You can think of the Product Owner as the undergraduate researcher when it comes to the product team. The undergraduate researcher is largely responsible for the non-technical aspects of a research program; participant screening, setting up the basic equipment, and playing more of a hands off role in the execution of the experiments and analysis.

From the perspective of shipping valuable and feasible products, the decisions about product strategy and optimization are not always made here. Instead, it’s a combination of assisting the empowered product team (UX designer, engineer, product manager) to do their jobs and ensuring a validated backlog of work for a self serving work cadence.

Associate Product Manager (APM)

The APM is an entry level position for the product manager role. They spend a large amount of their days in the tactical execution of the product; working on shorter term objectives, examining and breaking down scope, and performing some data analysis on product metrics. Finding an APM role is a tough one, there are opportunities at amazing tech companies such as Google, Microsoft, and Facebook, with Canada joining in the fun with the Toronto APM Program.

To me, the APM is very similar to the prototypical masters student. In most cases the masters student enters a laboratory with an existing clear vision for the questions to explore. In large part, the student takes that question, and has the autonomy to design a research project to adequately address it. Here, you’re tailoring your experiments and prototypes from your supervisors observations, rather than having the autonomy to ask the question and do the background research yourself, or, in the case of tech, having the discretion to build the strategy for execution. This is where I’ve seen the parallels between the APM role and the masters student experience. In most cases, you’re looking deeper into the data — an area where I think researchers have a competitive advantage — looking for smaller wins rather than executing on the entire product (or research program) in a leading role.
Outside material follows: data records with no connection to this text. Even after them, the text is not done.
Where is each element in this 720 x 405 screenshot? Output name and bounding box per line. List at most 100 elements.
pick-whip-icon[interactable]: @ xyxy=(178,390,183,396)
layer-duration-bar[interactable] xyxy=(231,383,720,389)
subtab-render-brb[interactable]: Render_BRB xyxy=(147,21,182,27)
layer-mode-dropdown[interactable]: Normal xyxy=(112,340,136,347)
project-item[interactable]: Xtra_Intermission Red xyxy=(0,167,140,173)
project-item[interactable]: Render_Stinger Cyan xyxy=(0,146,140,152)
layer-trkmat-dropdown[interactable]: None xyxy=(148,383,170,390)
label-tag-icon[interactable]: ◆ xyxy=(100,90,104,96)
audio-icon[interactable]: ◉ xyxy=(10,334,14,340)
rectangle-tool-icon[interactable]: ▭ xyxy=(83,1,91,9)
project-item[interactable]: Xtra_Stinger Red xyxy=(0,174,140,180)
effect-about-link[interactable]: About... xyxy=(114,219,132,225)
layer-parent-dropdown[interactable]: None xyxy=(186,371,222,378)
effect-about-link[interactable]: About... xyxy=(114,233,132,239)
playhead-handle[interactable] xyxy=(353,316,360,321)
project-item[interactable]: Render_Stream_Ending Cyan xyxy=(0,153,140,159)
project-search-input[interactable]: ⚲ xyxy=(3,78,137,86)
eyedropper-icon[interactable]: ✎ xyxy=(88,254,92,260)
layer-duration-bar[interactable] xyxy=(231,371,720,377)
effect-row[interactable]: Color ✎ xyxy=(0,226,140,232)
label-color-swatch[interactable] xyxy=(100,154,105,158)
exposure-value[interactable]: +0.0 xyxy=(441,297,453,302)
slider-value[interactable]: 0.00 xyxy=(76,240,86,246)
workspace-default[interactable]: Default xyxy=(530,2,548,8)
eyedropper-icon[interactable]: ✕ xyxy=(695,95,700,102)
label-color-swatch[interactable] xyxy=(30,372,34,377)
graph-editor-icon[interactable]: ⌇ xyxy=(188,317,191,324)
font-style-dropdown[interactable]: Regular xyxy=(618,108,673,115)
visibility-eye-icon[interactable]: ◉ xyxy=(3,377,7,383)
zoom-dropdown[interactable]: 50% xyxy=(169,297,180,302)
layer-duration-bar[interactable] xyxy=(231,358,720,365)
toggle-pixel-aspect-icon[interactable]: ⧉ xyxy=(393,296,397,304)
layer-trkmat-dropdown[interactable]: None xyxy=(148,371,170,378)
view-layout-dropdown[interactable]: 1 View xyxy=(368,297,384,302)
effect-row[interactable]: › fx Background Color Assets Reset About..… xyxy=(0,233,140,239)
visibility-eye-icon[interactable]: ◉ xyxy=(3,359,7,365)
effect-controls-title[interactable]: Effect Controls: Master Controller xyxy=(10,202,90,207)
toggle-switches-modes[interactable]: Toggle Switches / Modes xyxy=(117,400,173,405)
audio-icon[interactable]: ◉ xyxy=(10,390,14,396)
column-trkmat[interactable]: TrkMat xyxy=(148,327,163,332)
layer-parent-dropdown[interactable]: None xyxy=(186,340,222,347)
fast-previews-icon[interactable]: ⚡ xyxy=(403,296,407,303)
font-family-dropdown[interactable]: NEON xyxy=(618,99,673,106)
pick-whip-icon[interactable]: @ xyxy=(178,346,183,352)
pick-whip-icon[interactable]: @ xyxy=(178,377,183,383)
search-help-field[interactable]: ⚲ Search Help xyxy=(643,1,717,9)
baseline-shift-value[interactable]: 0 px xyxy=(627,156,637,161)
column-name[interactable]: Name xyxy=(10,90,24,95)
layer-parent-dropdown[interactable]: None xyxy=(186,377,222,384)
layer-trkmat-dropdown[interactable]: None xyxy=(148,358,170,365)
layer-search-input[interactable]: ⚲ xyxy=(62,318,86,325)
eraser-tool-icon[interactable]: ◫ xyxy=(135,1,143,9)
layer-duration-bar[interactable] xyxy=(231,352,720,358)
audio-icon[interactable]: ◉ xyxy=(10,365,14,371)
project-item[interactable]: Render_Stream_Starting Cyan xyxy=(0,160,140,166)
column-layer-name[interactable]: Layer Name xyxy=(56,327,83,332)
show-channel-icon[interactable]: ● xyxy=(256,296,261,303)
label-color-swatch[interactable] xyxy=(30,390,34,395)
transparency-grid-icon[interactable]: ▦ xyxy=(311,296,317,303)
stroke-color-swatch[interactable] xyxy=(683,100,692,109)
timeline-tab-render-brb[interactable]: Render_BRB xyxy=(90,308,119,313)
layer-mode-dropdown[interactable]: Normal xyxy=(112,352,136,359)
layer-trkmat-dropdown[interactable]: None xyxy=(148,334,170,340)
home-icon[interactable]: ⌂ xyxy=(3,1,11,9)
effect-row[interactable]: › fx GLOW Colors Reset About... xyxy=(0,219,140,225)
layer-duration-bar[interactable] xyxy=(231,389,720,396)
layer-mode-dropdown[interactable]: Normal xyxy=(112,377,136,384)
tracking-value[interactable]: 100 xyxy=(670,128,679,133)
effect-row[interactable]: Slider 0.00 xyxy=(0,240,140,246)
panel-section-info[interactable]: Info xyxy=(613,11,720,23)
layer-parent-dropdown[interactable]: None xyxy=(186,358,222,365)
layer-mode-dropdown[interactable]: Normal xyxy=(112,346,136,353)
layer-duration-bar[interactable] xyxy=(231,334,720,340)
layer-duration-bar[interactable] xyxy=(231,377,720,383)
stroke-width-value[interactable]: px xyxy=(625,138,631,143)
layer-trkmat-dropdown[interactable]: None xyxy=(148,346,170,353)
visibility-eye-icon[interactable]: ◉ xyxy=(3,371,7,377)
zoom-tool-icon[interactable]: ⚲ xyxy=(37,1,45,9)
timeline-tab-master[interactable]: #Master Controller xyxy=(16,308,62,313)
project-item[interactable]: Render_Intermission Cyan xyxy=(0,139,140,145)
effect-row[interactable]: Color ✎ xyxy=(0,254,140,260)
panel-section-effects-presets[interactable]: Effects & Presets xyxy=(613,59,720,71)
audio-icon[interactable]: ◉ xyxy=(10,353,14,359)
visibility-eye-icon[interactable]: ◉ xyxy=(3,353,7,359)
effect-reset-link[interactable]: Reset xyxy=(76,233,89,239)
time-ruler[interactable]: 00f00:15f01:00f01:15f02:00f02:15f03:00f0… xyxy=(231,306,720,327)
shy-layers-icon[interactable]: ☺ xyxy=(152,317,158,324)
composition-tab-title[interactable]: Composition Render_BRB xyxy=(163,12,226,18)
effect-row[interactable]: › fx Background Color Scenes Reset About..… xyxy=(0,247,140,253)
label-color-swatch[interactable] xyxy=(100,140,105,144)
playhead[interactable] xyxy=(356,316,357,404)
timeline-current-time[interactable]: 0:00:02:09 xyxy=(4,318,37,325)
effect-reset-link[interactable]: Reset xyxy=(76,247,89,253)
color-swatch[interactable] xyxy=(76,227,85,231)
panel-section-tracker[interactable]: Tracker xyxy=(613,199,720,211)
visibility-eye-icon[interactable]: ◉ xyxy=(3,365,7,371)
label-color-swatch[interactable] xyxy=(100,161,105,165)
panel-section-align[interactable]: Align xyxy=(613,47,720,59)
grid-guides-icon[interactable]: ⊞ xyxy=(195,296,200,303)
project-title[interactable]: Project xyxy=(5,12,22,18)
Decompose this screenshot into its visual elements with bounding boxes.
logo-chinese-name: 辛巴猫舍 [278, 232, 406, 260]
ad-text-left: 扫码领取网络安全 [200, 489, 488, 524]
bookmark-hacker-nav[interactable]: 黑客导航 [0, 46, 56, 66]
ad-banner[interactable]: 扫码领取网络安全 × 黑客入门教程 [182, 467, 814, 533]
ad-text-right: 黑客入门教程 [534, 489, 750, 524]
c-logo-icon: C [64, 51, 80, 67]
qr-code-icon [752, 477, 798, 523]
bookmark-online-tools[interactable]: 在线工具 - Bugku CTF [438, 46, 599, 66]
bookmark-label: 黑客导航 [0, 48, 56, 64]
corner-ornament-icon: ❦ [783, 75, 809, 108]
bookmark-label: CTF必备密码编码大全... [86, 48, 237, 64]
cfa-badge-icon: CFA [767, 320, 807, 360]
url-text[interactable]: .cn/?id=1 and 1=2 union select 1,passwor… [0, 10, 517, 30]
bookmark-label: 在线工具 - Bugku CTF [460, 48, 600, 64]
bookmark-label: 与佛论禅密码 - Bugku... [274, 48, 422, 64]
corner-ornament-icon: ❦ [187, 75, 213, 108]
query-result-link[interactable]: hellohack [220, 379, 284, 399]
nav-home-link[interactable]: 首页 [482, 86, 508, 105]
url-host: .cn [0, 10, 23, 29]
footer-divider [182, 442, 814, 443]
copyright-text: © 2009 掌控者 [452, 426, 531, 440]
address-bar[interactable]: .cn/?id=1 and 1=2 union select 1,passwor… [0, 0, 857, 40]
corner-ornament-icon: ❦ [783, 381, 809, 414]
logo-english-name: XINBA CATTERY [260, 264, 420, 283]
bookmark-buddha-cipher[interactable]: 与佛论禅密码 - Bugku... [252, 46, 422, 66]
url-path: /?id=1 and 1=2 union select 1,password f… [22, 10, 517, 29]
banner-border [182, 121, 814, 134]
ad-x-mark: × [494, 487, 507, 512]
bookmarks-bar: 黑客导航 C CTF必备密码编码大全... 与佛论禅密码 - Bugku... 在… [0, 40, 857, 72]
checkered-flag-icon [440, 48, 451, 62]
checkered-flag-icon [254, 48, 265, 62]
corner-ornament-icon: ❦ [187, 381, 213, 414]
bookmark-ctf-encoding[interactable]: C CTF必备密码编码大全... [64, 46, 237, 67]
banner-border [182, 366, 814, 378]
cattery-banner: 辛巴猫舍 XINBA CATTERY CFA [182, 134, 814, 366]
You’ll often have a lot of mentorship and guidance in this process, which is extremely valuable for building amazing product managers.

Product Manager (PM)

Getting a clear and concise description of what a PM does is almost as dreadful as answering: “so what is your thesis about?”. There is a bountiful number of resources that address these questions, one of my favourite being Dan Blumberg who gives us plenty of examples you can use if you’re ever stuck explaining what a PM does to that one aunt who you haven’t seen in years, who feels like downloading a new app on her phone is as anxiety inducing as deactivating a bomb.

The PM is the subject matter expert of the customer. This individual has to know the issues users face, gaps in the user experience, how users think, how they work, how they decide to purchase your product, etc. Additionally, the PM is responsible for synthesizing multiple pieces of data to determine the next direction or objective the team should move in. They take all this together, identify risks in the market and existing business constraints to provide a valuable solution to the end user.

To me, this is the PhD of Product. PhD students are given the autonomy to identify the research gap, design the overarching research question(s), and execute. Not only are you the expert of your domain, you know the constraints of the existing body of research, and you effectively navigate the qualitative and quantitative data from your participants to fuel optimization. All of this done in a collaborative environment with design, engineering, and stakeholders, or, in a researcher’s sense, other labs members, participants, and supervisors.

One of the best anecdotes I heard in my time in research that effectively distinguishes masters students and PhD students, and I think it transfers well to the way the product career is navigated is: doing a masters is like writing a chapter in someone else’s book, and bravely doing a PhD is like starting to write the prologue in your own book.